Ma il tipo umano cui pare appartenere Lubitz è diverso: in fondo lui era ancora giovane, le foto lo ritraggono mentre si allena, dunque presumibilmente era fisicamente sano, le nebbie della sua psiche non dovevano essere poi così paralizzanti, altrimenti non avrebbe potuto fare il pilota per anni. La sua frustrazione doveva essere quella di chi nemmeno ci prova a raddrizzare le ingiustizie e, soprattutto, vede in ogni sua lacuna un torto subito da altri.

Per uno così, i colleghi, i capi, i clienti, e dunque i passeggeri, sono nemici. Nient'altro che mercenari al soldo dell'Ingiustizia, cospiratori del complotto che giorno dopo giorno lui, e solo lui, si vede ordire attorno. Non sorprende che si svegliasse da sogni disturbati, urlando, come racconta la fidanzata, che preannunciasse gesti clamorosi. Non ripetono sempre così gli eterni frustrati: «Un giorno ve la farò vedere io?».

Tutti, chi più chi meno, conoscono l'insoddisfazione. Tutti, chi a ragione chi a torto marcio, la subiscono anche per colpa altrui. Ma di solito, chi si imbatte in questa insidiosa sensazione se ne sbarazza reagendo, battendo strade diverse, procurandosi un hobby o un amante. O anche solo rassegnandosi, rinunciando a combattere. Il frustrato cronico no.

Lui corre contro corrente ogni giorno restando immobile. Ma intanto fa girare vorticosamente la macchina mortifera del suo rancore.

C'è anche chi poi lo rielabora per riciclarlo in teoria della società, naturalmente da predicare e affermare come verità assoluta per redimere gli stolti che non riescono a vedere come la propria inadeguatezza sia sempre figlia dell'ordine costituito (costoro non sospettano che esista la possibilità dell'autocritica).

Il frustrato cronico è fastidioso, è una macchia scura nella giornata di chi è costretto a conviverci, e fa rabbia perché è sempre persona dotata di ogni strumento utile a raggiungere il successo. Di più: è uno che potrebbe fare tutto, ma non lo fa, perché in fondo preferisce lamentarsene.
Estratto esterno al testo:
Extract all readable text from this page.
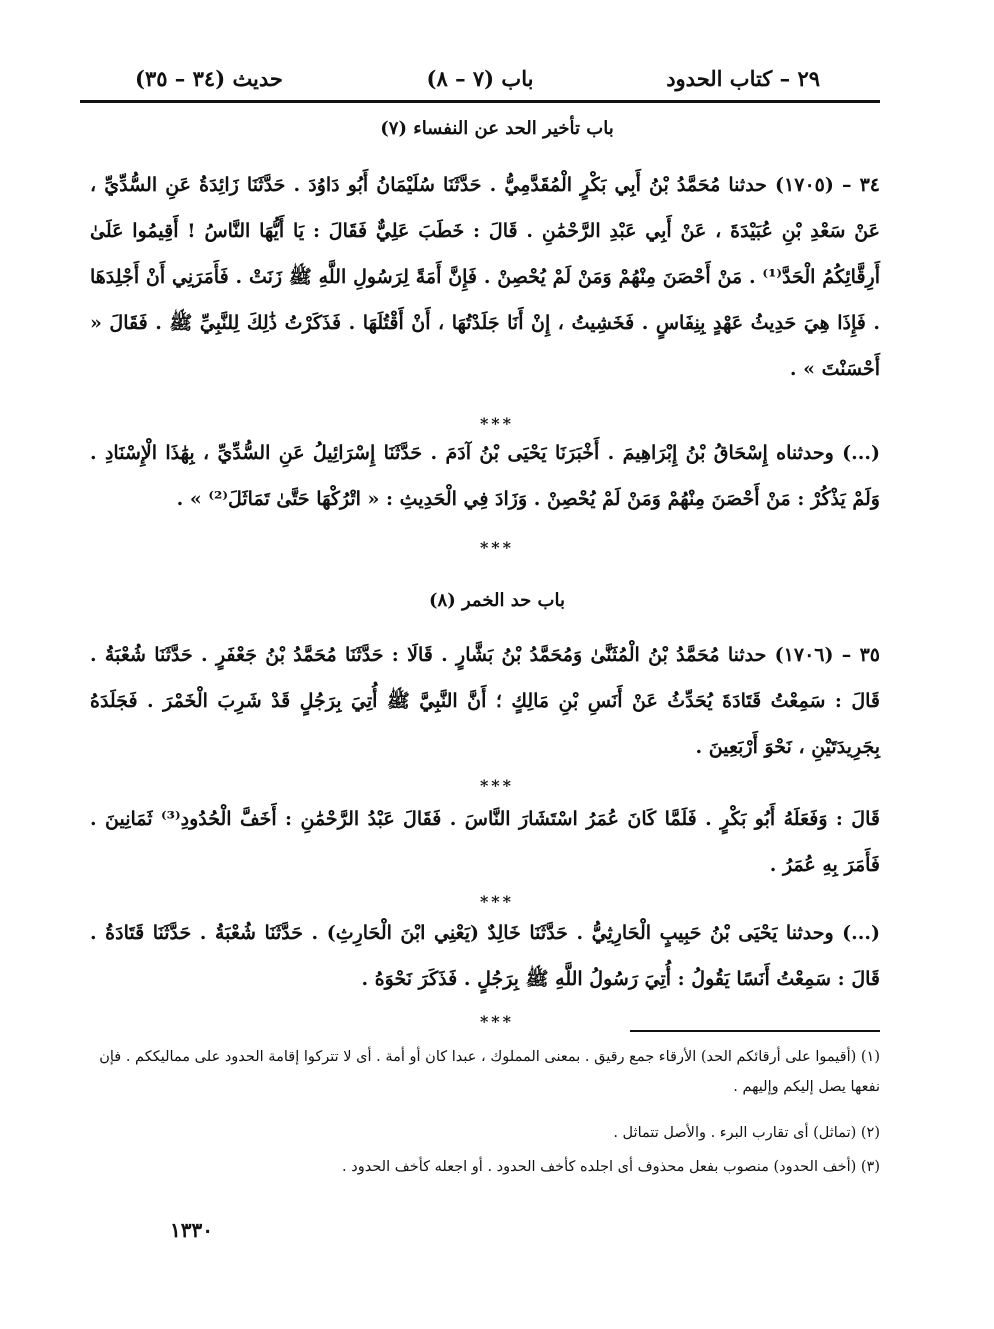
٢٩ – كتاب الحدود
(٧ – ٨) باب
(٣٤ – ٣٥) حديث
(٧) باب تأخير الحد عن النفساء
٣٤ – (١٧٠٥) حدثنا مُحَمَّدُ بْنُ أَبِي بَكْرٍ الْمُقَدَّمِيُّ . حَدَّثَنَا سُلَيْمَانُ أَبُو دَاوُدَ . حَدَّثَنَا زَائِدَةُ عَنِ السُّدِّيِّ ، عَنْ سَعْدِ بْنِ عُبَيْدَةَ ، عَنْ أَبِي عَبْدِ الرَّحْمَٰنِ . قَالَ : خَطَبَ عَلِيٌّ فَقَالَ : يَا أَيُّهَا النَّاسُ ! أَقِيمُوا عَلَىٰ أَرِقَّائِكُمُ الْحَدَّ⁽¹⁾ . مَنْ أَحْصَنَ مِنْهُمْ وَمَنْ لَمْ يُحْصِنْ . فَإِنَّ أَمَةً لِرَسُولِ اللَّهِ ﷺ زَنَتْ . فَأَمَرَنِي أَنْ أَجْلِدَهَا . فَإِذَا هِيَ حَدِيثُ عَهْدٍ بِنِفَاسٍ . فَخَشِيتُ ، إِنْ أَنَا جَلَدْتُهَا ، أَنْ أَقْتُلَهَا . فَذَكَرْتُ ذَٰلِكَ لِلنَّبِيِّ ﷺ . فَقَالَ « أَحْسَنْتَ » .
***
(...) وحدثناه إِسْحَاقُ بْنُ إِبْرَاهِيمَ . أَخْبَرَنَا يَحْيَى بْنُ آدَمَ . حَدَّثَنَا إِسْرَائِيلُ عَنِ السُّدِّيِّ ، بِهَٰذَا الْإِسْنَادِ . وَلَمْ يَذْكُرْ : مَنْ أَحْصَنَ مِنْهُمْ وَمَنْ لَمْ يُحْصِنْ . وَزَادَ فِي الْحَدِيثِ : « اتْرُكْهَا حَتَّىٰ تَمَاثَلَ⁽²⁾ » .
***
(٨) باب حد الخمر
٣٥ – (١٧٠٦) حدثنا مُحَمَّدُ بْنُ الْمُثَنَّىٰ وَمُحَمَّدُ بْنُ بَشَّارٍ . قَالَا : حَدَّثَنَا مُحَمَّدُ بْنُ جَعْفَرٍ . حَدَّثَنَا شُعْبَةُ . قَالَ : سَمِعْتُ قَتَادَةَ يُحَدِّثُ عَنْ أَنَسِ بْنِ مَالِكٍ ؛ أَنَّ النَّبِيَّ ﷺ أُتِيَ بِرَجُلٍ قَدْ شَرِبَ الْخَمْرَ . فَجَلَدَهُ بِجَرِيدَتَيْنِ ، نَحْوَ أَرْبَعِينَ .
***
قَالَ : وَفَعَلَهُ أَبُو بَكْرٍ . فَلَمَّا كَانَ عُمَرُ اسْتَشَارَ النَّاسَ . فَقَالَ عَبْدُ الرَّحْمَٰنِ : أَخَفَّ الْحُدُودِ⁽³⁾ ثَمَانِينَ . فَأَمَرَ بِهِ عُمَرُ .
***
(...) وحدثنا يَحْيَى بْنُ حَبِيبٍ الْحَارِثِيُّ . حَدَّثَنَا خَالِدٌ (يَعْنِي ابْنَ الْحَارِثِ) . حَدَّثَنَا شُعْبَةُ . حَدَّثَنَا قَتَادَةُ . قَالَ : سَمِعْتُ أَنَسًا يَقُولُ : أُتِيَ رَسُولُ اللَّهِ ﷺ بِرَجُلٍ . فَذَكَرَ نَحْوَهُ .
***
(١) (أقيموا على أرقائكم الحد) الأرقاء جمع رقيق . بمعنى المملوك ، عبدا كان أو أمة . أى لا تتركوا إقامة الحدود على مماليككم . فإن نفعها يصل إليكم وإليهم .
(٢) (تماثل) أى تقارب البرء . والأصل تتماثل .
(٣) (أخف الحدود) منصوب بفعل محذوف أى اجلده كأخف الحدود . أو اجعله كأخف الحدود .
١٣٣٠
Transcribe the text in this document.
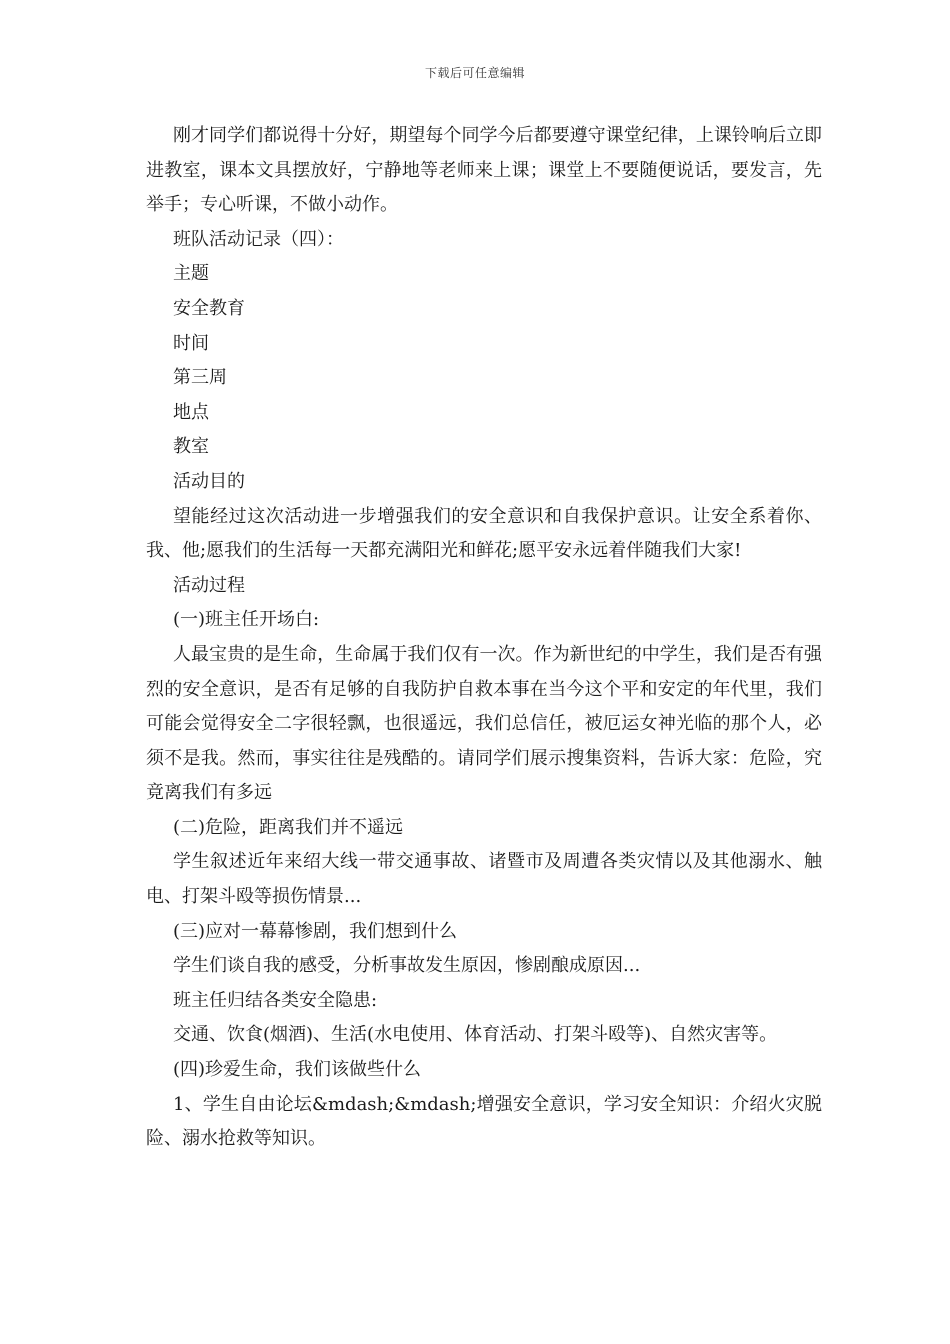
下载后可任意编辑

刚才同学们都说得十分好，期望每个同学今后都要遵守课堂纪律，上课铃响后立即进教室，课本文具摆放好，宁静地等老师来上课；课堂上不要随便说话，要发言，先举手；专心听课，不做小动作。

班队活动记录（四）：

主题

安全教育

时间

第三周

地点

教室

活动目的

望能经过这次活动进一步增强我们的安全意识和自我保护意识。让安全系着你、我、他;愿我们的生活每一天都充满阳光和鲜花;愿平安永远着伴随我们大家!

活动过程

(一)班主任开场白:

人最宝贵的是生命，生命属于我们仅有一次。作为新世纪的中学生，我们是否有强烈的安全意识，是否有足够的自我防护自救本事在当今这个平和安定的年代里，我们可能会觉得安全二字很轻飘，也很遥远，我们总信任，被厄运女神光临的那个人，必须不是我。然而，事实往往是残酷的。请同学们展示搜集资料，告诉大家：危险，究竟离我们有多远

(二)危险，距离我们并不遥远

学生叙述近年来绍大线一带交通事故、诸暨市及周遭各类灾情以及其他溺水、触电、打架斗殴等损伤情景...

(三)应对一幕幕惨剧，我们想到什么

学生们谈自我的感受，分析事故发生原因，惨剧酿成原因...

班主任归结各类安全隐患:

交通、饮食(烟酒)、生活(水电使用、体育活动、打架斗殴等)、自然灾害等。

(四)珍爱生命，我们该做些什么

1、学生自由论坛&mdash;&mdash;增强安全意识，学习安全知识：介绍火灾脱险、溺水抢救等知识。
E rivalersi sporcando l'altrui serenità. Se gli psichiatri, partendo da questa base, capissero qual è la scintilla successiva, quella che porta all'esplosione della violenza, renderebbero un grande servizio all'umanità.

E, dando una spiegazione, ai parenti di quelle 149 vittime, ne allieverebbero forse un poco l'atroce sofferenza.